Carrying all our food for the next two months (our biggest pack weighing roughly 180 lbs), with limited communication to the outside world, and only barren hills as far as the eye could see, it was up to us to travel over 900 km by canoe to our finish point, a small town on the Arctic Ocean, Kugluktuk, Nunavut.
It has been 6 years since this summer, isolated in the north, but the people, memories, and landscape come back to me almost on a daily basis. What strikes me often is how the dozens of lakes and rivers we portaged between and paddled on ripple through my memory as if they were people on the journey with us. Gordon Lake played rough with us, with strong winds and long days of paddling. Point Lake made us feel at home—we became so comfortable in its wide-open landscape that as it narrowed we wondered if we might just stay on its big sunbathed rocks forever. And the Coppermine River was big and powerful, never letting us know what was around the next bend.
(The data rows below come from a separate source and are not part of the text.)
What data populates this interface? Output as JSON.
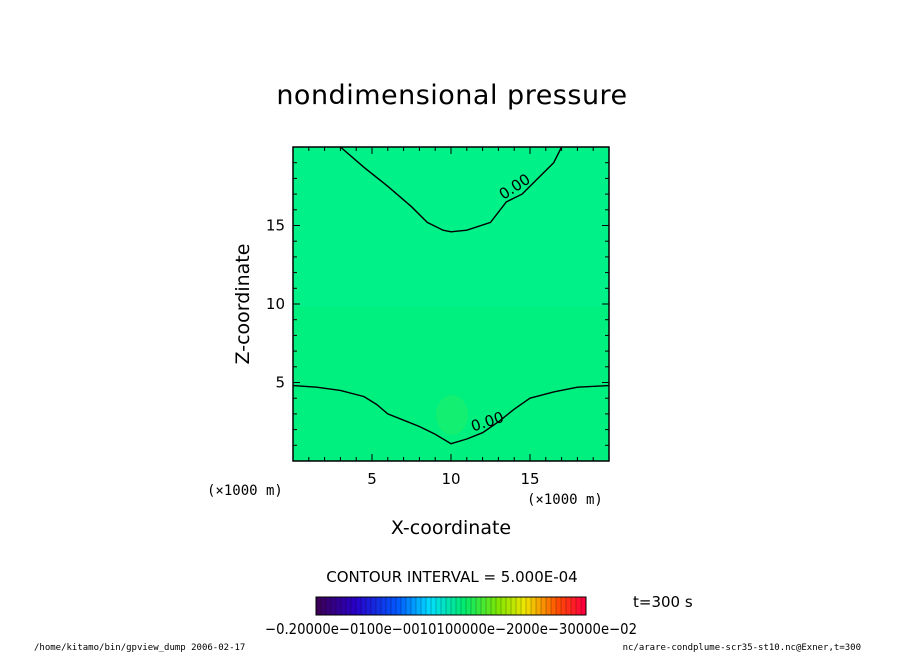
{
  "chart_data": {
    "type": "contour",
    "title": "nondimensional pressure",
    "xlabel": "X-coordinate",
    "ylabel": "Z-coordinate",
    "x_unit_label": "(×1000 m)",
    "y_unit_label": "(×1000 m)",
    "xlim": [
      0,
      20
    ],
    "ylim": [
      0,
      20
    ],
    "xticks": [
      5,
      10,
      15
    ],
    "yticks": [
      5,
      10,
      15
    ],
    "contour_interval_text": "CONTOUR INTERVAL = 5.000E-04",
    "time_text": "t=300 s",
    "field_color": "#00f07f",
    "contours": [
      {
        "label": "0.00",
        "points": [
          [
            3,
            20
          ],
          [
            4.5,
            18.7
          ],
          [
            6,
            17.5
          ],
          [
            7.5,
            16.2
          ],
          [
            8.5,
            15.2
          ],
          [
            9.5,
            14.7
          ],
          [
            10,
            14.6
          ],
          [
            11,
            14.7
          ],
          [
            12.5,
            15.2
          ],
          [
            13.5,
            16.5
          ],
          [
            14.5,
            17
          ],
          [
            15.5,
            18
          ],
          [
            16.5,
            19
          ],
          [
            17,
            20
          ]
        ]
      },
      {
        "label": "0.00",
        "points": [
          [
            0,
            4.8
          ],
          [
            1.5,
            4.7
          ],
          [
            3,
            4.5
          ],
          [
            4.5,
            4.1
          ],
          [
            5.3,
            3.6
          ],
          [
            6,
            3
          ],
          [
            7,
            2.6
          ],
          [
            8,
            2.2
          ],
          [
            9,
            1.7
          ],
          [
            10,
            1.1
          ],
          [
            11,
            1.4
          ],
          [
            12,
            1.8
          ],
          [
            13,
            2.5
          ],
          [
            14,
            3.3
          ],
          [
            15,
            4
          ],
          [
            16.5,
            4.4
          ],
          [
            18,
            4.7
          ],
          [
            20,
            4.8
          ]
        ]
      }
    ],
    "colorbar": {
      "tick_labels": [
        "-0.200E-02",
        "-0.100E-02",
        "0.00",
        "0.100E-02",
        "0.200E-02",
        "0.300E-02"
      ],
      "label_texts": [
        "−0.2000",
        "e-02",
        "0.1000",
        "e-02",
        "0.0100",
        "0.1000",
        "e-02",
        "0.2000",
        "e-0.30",
        "0.300",
        "e-02"
      ],
      "overlapped_text": "−0.20000e−0100e−0010100000e−2000e−30000e−02"
    }
  },
  "footer": {
    "left": "/home/kitamo/bin/gpview_dump  2006-02-17",
    "right": "nc/arare-condplume-scr35-st10.nc@Exner,t=300"
  }
}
Our route, in yellow, from Tibbet Lake to Kugluktuk.
When I came back from these 8 weeks away from “civilization” as I knew it, away from life’s many distractions, and smelling like I had only taken 30-second dunks in the frigid arctic waters for the whole summer, I had changed forever. My perception of what was important in life changed. My appreciation for Canada’s protected and untouched wilderness grew. And my relationship with water deepened.
After two weeks on the water, we were getting pretty tired of treating our drinking water. Paddling further and further from the last signs of human life, the inconvenience of making potable water became a hassle. After all, treating water for 10 people, and carrying that precious water on multiple portages each day took a lot of effort. I can remember the first day someone brought up the idea of simply dipping our water bottles into the lake, and not treating our drinking water at all. It was risky but so tempting. We discussed this for a whole afternoon, our five red canoes pacing with each other as we worked out the issue. On the one hand, we could get Giardia (beaver fever) and be far away from all the comforts of home. But on the other hand, the waters felt untouched and crystal clear, with swift currents and cool temperatures, perfect for drinking.
Over the next few days, one by one, we began timidly dipping our bottles into the lake and drinking it as it was. Those first few times felt wrong. Growing up in Ontario, and paddling the busy waters in Temagami and Georgian Bay, it had always been frowned upon to drink the water without treating it; beaver fever was almost certain. But the waters up here were different. And they tasted like heaven.
That's me with a full bottle of delicious, untreated water from the Coppermine River!
Pretty quickly, we wouldn’t even think twice about drinking straight from the lakes and rivers we were paddling. It occurs to me now that the idea of drinking straight from the fresh-waters that flow in Canada is something that many Canadians will live their entire lives without doing, and for good reason. Drinking water advisories, waters poisoned by industries, our bustling urban centres, microplastics, E. coli and Giardia are all serious concerns for most communities in Canada. I can’t help but wonder how we got here, and if future generations will ever be able to confidently dip their cups and bottles into our glorious lakes and rivers without fear of illness.
Today, I savour the exceptional opportunity I had to connect with water in this far too uncommon way. And I savour the knowledge that there are organizations and individuals working towards a future where all Canadians might live without fear of drinking the water that flows from their lakes and rivers and into our taps.